I'm trying to wrap my head around the idea that warships like the Texas, McKenna, and Aegis have docking collars despite looking like they're meant solely for ship-to-ship combat. It would make sense to me for heavy combat ships like those to eschew docking collars for other things that enhance their combat effectiveness and leave dropship transport to lesser-armed warships or plain jumpships.
Are these warships actually meant to jump with a dropship complement attached, then once the jump is completed detach the dropships and cruise through space as a flotilla or space superiority task force? That would make the most sense to me if the droppers were assault ships and not meant for ground invasion. But if they're meant for a ground invasion task force, that seems to be asking for the ground unit transports to get blown up before they get planetside unless they're left behind a safe distance. Then they're stuck if their ride gets destroyed while trying to achieve space superiority.
So what's the point of putting docking collars on heavy combat warships?
Imagine your big ships as being something like it's own taskforce. The docking collars in ship-to-ship lets you bring things the designers didn't work in, like carriers or assault dropshps to fill the escort role and provide the popcorn you need to get through an engagement.
"What is popcorn?" you mihgt ask?
Popcorn is assets that act as ablative meat for your expense-heavy and powerful units. because unlike Battlemech combat, space combat is actively lethal and very few space assets survive long against opponents that can actually hurt them.
A fighter deliveing an Alamo will put 98% of your big warships into the 'dead' category, and unlike ground combat, this isn't a WMD situation, it's a 'the only rational move a smaller opponent (which anyone facing the SLDF is, by definition, going to be) can make" situation. Fighter borne and missile borne nukes are inexpensive, Warships are Expensive.
Speaking of expensive, that means needing to get the most use per C-bill, and you know what, in the Battletech universe, is more influential than Naval Forces?
Did you say Ground forces? if you did, you understand. Pure Naval is too narrowly mission specific to afford to maintain when the vast majority of conflicts are resolved by a couple Heavy Equipment Operators duelling on the ground.

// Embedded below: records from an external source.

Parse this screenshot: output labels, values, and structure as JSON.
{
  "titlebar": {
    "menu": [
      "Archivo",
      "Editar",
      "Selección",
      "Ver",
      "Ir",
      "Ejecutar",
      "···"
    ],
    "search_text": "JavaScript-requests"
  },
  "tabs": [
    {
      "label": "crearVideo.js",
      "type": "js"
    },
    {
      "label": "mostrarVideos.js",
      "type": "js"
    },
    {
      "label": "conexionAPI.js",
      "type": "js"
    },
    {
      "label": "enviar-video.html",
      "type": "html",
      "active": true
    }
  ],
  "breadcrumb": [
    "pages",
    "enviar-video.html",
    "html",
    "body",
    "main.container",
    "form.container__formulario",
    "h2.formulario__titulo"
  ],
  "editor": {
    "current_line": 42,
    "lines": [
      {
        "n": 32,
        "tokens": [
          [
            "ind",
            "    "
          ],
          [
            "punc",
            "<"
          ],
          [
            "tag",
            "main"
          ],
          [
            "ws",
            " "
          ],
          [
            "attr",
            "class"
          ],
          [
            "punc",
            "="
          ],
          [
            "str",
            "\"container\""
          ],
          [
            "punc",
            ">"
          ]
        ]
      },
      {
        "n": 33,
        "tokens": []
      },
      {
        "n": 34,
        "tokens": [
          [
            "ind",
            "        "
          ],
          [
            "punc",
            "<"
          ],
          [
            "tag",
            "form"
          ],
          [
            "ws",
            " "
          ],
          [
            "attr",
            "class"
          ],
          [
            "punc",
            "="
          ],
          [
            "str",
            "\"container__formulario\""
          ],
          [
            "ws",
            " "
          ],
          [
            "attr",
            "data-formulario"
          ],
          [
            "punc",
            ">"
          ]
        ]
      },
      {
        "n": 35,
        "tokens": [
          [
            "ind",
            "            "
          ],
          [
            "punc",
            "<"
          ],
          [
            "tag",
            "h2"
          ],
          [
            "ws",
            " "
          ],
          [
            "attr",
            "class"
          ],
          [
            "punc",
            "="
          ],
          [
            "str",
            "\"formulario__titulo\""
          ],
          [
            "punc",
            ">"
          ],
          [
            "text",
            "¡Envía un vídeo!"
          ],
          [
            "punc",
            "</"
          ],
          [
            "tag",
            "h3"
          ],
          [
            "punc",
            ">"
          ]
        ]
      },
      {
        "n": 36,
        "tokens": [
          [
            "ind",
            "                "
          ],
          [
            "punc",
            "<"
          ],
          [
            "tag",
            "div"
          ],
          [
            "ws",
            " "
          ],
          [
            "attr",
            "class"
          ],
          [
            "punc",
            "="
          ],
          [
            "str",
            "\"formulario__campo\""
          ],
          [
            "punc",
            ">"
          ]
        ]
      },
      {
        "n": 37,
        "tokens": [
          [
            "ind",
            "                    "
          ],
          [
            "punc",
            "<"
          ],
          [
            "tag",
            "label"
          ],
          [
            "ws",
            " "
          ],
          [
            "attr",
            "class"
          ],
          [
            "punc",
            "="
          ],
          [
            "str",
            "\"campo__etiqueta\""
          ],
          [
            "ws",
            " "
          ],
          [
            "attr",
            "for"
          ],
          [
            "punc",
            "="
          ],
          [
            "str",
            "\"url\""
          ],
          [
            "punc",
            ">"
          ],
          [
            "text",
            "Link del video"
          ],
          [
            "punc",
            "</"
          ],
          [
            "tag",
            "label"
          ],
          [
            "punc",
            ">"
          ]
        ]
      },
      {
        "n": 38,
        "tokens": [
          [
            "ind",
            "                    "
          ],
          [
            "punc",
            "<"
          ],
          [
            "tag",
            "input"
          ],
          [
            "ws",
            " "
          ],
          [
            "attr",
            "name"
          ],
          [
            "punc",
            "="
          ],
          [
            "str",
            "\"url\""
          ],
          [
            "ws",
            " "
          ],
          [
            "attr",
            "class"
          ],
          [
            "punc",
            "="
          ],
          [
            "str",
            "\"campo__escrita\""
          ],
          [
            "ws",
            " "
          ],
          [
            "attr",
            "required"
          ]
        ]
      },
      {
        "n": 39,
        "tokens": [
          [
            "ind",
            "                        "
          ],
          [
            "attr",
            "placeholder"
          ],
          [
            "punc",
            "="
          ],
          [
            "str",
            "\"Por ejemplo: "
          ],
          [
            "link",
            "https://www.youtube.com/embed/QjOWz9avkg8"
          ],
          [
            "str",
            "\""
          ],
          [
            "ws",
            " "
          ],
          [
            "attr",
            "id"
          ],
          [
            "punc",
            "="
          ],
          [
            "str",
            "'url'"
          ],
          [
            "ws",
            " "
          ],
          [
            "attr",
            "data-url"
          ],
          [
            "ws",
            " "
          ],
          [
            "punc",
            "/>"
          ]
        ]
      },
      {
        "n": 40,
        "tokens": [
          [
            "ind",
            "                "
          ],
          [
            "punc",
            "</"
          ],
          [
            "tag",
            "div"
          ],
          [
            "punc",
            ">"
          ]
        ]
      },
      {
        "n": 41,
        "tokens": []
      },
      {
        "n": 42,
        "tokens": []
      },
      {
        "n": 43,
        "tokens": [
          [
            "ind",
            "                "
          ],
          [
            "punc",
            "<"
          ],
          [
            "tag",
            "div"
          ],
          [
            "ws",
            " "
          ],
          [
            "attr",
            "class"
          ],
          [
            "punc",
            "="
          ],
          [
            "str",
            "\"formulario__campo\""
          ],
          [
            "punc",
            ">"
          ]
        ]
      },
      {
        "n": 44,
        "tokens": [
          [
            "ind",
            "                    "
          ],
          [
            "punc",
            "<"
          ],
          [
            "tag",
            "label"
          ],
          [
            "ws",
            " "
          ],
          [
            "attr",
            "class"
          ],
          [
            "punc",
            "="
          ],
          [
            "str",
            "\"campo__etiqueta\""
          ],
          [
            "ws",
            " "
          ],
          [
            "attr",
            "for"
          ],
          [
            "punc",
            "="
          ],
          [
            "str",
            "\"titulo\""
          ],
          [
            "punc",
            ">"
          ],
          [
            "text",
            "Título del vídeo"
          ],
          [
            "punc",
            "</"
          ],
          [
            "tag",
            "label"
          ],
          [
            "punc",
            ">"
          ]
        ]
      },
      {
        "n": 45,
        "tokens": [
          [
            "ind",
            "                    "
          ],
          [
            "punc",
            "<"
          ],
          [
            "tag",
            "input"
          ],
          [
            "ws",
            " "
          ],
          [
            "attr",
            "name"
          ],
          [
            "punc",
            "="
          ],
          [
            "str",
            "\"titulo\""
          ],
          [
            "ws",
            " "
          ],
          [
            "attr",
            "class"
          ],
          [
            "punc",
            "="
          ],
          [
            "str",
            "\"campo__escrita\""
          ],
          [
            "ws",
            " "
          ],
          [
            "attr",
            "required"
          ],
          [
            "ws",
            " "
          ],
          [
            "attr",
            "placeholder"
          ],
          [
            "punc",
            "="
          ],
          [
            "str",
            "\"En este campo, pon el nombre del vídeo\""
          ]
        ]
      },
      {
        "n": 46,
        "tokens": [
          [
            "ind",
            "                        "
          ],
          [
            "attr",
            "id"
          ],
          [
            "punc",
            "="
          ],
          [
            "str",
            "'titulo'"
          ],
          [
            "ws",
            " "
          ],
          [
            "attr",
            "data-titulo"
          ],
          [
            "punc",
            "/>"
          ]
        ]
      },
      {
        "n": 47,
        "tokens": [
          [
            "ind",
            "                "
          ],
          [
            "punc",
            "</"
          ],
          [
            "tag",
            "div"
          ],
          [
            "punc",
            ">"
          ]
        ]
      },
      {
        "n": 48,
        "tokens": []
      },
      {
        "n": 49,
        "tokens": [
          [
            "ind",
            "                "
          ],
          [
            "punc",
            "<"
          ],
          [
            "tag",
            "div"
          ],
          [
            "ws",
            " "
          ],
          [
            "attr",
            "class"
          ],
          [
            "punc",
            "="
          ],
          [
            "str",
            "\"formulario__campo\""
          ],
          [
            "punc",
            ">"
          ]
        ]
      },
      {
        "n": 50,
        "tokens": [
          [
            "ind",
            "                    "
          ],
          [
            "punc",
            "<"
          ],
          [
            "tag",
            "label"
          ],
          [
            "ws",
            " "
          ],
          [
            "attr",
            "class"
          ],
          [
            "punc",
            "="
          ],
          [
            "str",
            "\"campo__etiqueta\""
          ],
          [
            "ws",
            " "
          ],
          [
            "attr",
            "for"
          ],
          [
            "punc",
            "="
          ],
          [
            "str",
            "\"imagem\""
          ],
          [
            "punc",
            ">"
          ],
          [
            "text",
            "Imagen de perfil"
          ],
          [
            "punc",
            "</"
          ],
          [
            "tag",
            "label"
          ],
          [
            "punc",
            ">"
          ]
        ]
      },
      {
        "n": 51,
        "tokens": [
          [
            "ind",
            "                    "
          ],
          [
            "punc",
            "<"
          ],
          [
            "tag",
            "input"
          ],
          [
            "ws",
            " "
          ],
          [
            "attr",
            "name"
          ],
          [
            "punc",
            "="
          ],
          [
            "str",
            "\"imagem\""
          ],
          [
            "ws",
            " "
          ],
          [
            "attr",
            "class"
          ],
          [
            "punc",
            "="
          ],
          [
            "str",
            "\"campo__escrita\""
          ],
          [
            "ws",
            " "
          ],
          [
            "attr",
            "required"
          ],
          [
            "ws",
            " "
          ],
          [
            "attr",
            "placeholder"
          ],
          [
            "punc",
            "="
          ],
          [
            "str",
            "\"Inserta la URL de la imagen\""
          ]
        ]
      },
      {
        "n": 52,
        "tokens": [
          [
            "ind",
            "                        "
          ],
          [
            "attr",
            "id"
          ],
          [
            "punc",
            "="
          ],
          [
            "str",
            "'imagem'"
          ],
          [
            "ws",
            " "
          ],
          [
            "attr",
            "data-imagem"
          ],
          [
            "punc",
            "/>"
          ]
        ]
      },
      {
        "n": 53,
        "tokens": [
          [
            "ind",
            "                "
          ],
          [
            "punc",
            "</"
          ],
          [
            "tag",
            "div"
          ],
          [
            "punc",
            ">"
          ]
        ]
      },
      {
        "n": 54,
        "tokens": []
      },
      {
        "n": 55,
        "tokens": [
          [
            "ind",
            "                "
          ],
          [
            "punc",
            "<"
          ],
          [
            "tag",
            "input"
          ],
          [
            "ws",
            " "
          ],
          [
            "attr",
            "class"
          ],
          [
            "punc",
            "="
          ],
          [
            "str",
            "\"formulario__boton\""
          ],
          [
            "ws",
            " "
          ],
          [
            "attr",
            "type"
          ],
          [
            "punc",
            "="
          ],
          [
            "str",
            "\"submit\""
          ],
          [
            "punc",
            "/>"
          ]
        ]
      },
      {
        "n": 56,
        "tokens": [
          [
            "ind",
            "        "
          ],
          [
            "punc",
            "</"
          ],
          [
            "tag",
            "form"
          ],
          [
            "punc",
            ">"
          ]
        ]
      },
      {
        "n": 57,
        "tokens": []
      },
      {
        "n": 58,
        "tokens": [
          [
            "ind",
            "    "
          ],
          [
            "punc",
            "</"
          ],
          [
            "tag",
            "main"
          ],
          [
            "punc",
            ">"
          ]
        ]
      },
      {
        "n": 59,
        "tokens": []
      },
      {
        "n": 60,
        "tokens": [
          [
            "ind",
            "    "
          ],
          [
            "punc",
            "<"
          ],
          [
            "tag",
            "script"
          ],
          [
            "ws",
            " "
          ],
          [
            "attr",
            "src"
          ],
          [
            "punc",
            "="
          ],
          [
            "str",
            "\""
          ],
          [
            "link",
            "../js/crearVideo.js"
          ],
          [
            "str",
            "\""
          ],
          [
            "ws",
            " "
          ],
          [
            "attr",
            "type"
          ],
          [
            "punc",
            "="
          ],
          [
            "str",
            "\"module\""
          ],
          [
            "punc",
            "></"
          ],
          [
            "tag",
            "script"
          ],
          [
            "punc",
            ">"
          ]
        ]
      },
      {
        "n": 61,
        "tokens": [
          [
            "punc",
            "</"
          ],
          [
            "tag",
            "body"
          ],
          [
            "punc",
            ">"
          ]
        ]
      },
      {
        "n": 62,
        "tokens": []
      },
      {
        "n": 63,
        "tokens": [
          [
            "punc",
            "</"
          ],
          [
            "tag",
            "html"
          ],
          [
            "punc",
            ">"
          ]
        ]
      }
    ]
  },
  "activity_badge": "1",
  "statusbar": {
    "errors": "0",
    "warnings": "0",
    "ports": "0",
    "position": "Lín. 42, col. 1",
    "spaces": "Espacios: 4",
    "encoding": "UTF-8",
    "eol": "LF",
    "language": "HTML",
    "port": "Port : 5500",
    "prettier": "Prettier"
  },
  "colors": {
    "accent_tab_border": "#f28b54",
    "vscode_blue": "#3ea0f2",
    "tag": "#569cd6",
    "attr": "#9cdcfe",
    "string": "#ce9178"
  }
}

Thus, to justify the big warship, it has to be a great big tour bus for the 'mechwarriors if you want to get the expenditures approved by the First Lord and his committee, because what you are NOT going to face, is a peer level Naval Force. Not since the Reunification war. (Please note: Reunification War era designs ran with fewer drop collars, or even none, at least early on, and the poster child of those, is the Aegis, which is a big gun cruiser with two collars total-aka just enough to do underway replenishment or carry a couple carrier dropships.)
The political and strategic environment that designs like McKenna, Texas, Sovetski Soyuz, Luxor and similar ships were designed and approved in, was an era of
Asymmetric warfare, in pragmatic terms, in that era, your big warship's main job, is to be an orbital supply point, hospital, and command post that's too threatening to attack for the kind of people it would most likely face-the real heavy lifting was done by dropship and fighter crews getting the 'mechwarriors to the ground to settle the issue.
The reason it took until after the Clans were in the Kerensky Cluster for the Cameron Class to get their heat management dealt with, is because
they were never supposed to actually need it. A stock Cameron can still settle the issue with 99% of likely opposition in the Star League Era using a handful of secondary weapons...if, and only if, the enemy actually brought enough to get through the escorting dropships and fighter screen.
Most enemies weren't even going to have that much. The Taurians had to sneak nukes into fueling stations and maintenance yards, if they wanted to damage the post-Reunification SLDF. Amaris spent a vast amount of money (Squandered it even) to have a navy a fraction of the size or effectiveness, and the same can be said of the Great Houses, and that's right up into the turn of the 29th century.
Prior to the Amaris Coup, the political/strategic situation was such that "Peer conflict' was, at best, a theoretical exercise, not a practical reality...but landing punitive expeditions and such on rebellions? that was something that was an ongoing activity, right there with dealing with insurgents. Most of those Star League era battlewagons were in a situation where they needed the drop-collars, because they were the expensive, powerful, even terrifying, tour bus for ground forces.